2. Un soutien cosmétique à la revalorisation des grilles salariales
L'article 4 du présent projet de loi vise à inciter à la revalorisation des grilles salariales , 120 branches sur 171 affichant au moins un coefficient inférieur au SMIC en vigueur revalorisé au 1 er mai 2022. Cet objectif est louable dans un contexte de forte tension sur le marché du travail, où la question du faible écart entre revenus d'assistance et salaires est posée.
Reste que la rédaction initialement proposée par le Gouvernement était dépourvue de valeur normative, voire inefficiente , le texte se bornant à renforcer les pouvoirs du ministre en matière de fusion de branches sans pour autant que la question du minimum conventionnel ne soit centrale.
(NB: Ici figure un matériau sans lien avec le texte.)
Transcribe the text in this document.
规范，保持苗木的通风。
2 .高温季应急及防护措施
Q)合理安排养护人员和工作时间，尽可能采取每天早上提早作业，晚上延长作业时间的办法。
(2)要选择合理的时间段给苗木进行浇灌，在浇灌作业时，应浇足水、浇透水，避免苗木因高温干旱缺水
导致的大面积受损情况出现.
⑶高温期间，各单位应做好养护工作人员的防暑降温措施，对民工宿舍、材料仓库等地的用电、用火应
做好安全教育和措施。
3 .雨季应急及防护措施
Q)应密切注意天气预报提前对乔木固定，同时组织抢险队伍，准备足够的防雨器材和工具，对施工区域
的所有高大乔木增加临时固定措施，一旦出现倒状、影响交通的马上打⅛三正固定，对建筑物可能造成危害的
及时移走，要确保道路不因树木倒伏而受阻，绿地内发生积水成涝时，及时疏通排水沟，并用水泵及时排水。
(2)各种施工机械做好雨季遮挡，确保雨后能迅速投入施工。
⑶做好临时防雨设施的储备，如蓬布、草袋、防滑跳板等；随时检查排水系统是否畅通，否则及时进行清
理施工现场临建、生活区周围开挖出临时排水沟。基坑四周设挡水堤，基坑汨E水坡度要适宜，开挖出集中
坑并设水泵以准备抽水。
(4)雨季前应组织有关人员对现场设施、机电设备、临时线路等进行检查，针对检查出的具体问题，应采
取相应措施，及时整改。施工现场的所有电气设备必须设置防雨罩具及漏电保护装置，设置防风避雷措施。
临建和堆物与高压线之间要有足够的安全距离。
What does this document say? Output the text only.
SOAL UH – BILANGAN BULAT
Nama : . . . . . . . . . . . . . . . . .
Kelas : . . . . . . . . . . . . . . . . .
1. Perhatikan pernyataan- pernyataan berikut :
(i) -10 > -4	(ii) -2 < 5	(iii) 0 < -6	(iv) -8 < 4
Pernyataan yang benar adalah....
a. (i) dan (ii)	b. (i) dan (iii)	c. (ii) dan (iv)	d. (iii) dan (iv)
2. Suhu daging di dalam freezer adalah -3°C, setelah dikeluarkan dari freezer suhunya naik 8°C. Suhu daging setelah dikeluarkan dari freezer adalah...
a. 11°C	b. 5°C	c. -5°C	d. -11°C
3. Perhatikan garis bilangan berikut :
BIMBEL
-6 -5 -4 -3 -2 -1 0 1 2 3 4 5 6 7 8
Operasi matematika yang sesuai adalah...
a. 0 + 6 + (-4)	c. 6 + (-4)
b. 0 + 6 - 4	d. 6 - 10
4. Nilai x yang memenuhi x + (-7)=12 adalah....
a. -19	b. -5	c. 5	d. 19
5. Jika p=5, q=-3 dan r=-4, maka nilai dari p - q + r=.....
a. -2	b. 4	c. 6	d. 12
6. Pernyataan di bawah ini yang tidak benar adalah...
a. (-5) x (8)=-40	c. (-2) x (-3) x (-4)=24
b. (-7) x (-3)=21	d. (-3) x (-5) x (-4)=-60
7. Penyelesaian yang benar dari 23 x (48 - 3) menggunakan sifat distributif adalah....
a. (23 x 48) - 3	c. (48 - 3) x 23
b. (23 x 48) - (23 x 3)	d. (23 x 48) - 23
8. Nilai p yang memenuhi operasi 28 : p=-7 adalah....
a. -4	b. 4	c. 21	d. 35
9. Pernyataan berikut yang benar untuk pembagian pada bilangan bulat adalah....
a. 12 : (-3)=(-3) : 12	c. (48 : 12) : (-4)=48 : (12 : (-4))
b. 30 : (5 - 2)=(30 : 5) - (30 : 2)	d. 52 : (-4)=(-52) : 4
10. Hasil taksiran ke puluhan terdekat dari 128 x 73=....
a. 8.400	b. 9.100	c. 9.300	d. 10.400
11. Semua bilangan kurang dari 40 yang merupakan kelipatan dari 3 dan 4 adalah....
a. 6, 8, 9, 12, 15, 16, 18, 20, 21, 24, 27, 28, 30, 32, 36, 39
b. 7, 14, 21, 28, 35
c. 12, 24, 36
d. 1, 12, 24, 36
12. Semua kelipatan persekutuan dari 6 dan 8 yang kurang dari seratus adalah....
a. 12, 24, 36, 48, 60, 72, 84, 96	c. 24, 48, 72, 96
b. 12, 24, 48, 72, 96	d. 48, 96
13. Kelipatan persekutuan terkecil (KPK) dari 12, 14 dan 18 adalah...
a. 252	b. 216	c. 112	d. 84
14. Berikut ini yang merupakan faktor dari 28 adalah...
Le texte a été enrichi lors de son examen à l'Assemblée nationale . Il prévoit désormais de réduire le délai imparti aux organisations patronales pour ouvrir des négociations salariales de branche, si les minima conventionnels sont en dessous du niveau du SMIC. Un risque d 'effet pervers n'est pas à exclure avec la tenue de négociations trop rapides, qui pourraient in fine léser les salariés.
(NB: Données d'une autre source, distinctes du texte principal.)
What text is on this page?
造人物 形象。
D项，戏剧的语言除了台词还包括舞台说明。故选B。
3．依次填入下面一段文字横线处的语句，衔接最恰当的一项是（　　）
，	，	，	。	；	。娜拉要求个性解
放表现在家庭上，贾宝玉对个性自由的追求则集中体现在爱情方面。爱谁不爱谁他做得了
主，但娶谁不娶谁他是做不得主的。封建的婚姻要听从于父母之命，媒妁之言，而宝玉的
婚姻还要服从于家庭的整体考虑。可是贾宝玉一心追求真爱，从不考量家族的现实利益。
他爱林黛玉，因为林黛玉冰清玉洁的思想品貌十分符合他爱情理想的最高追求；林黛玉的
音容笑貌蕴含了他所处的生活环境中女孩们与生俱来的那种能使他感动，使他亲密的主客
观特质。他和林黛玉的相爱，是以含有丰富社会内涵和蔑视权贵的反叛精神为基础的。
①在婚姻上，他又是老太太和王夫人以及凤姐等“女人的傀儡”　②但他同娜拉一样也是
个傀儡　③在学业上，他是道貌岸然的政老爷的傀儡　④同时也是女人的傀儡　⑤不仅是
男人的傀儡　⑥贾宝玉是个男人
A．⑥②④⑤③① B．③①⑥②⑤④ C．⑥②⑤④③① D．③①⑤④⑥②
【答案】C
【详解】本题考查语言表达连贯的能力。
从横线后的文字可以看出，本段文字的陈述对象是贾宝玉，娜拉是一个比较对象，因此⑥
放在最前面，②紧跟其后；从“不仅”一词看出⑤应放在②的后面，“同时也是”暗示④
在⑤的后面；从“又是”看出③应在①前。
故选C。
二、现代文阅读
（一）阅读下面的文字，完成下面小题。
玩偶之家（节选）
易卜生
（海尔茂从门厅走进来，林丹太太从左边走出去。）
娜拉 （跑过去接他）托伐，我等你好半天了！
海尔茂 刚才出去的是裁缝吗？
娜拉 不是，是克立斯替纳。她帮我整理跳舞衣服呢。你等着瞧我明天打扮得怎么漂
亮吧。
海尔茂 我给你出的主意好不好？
3. Un allègement modeste des cotisations des travailleurs indépendants
L'allègement des cotisations des indépendants, prévu à l'article 2, doit être relativisé. Il convient de rappeler à ce stade que le dispositif devra être complété par un décret d'application.
Le législateur ne dispose donc que de l'étude d'impact pour évaluer la portée du mécanisme envisagé. Aux termes de celle-ci, les gains moyens peuvent apparaître plus que relatifs. Un indépendant dont la rémunération atteint le SMIC bénéficierait ainsi d'un gain de pouvoir d'achat effectif d'environ 46 euros par mois, soit une augmentation de son revenu de 3,5 %. Cette progression reste inférieure à l'inflation constatée en 2022. Ce montant devrait cependant être plus faible, la hausse du revenu net entraînant mécaniquement une majoration de l'impôt. Le gain moyen pour l'ensemble des indépendants concernés - 70 % du nombre total d'indépendants - est chiffré quant à lui à 20 euros par mois, avant impôt. Là encore, le gain de pouvoir d'achat peut relever de l'effet d'annonce. Il convient de rappeler à ce stade, que 44 % des indépendants classiques (hors praticiens et auxiliaires médicaux conventionnés) et 90 % des auto-entrepreneurs, ont des revenus moyens inférieurs au Smic.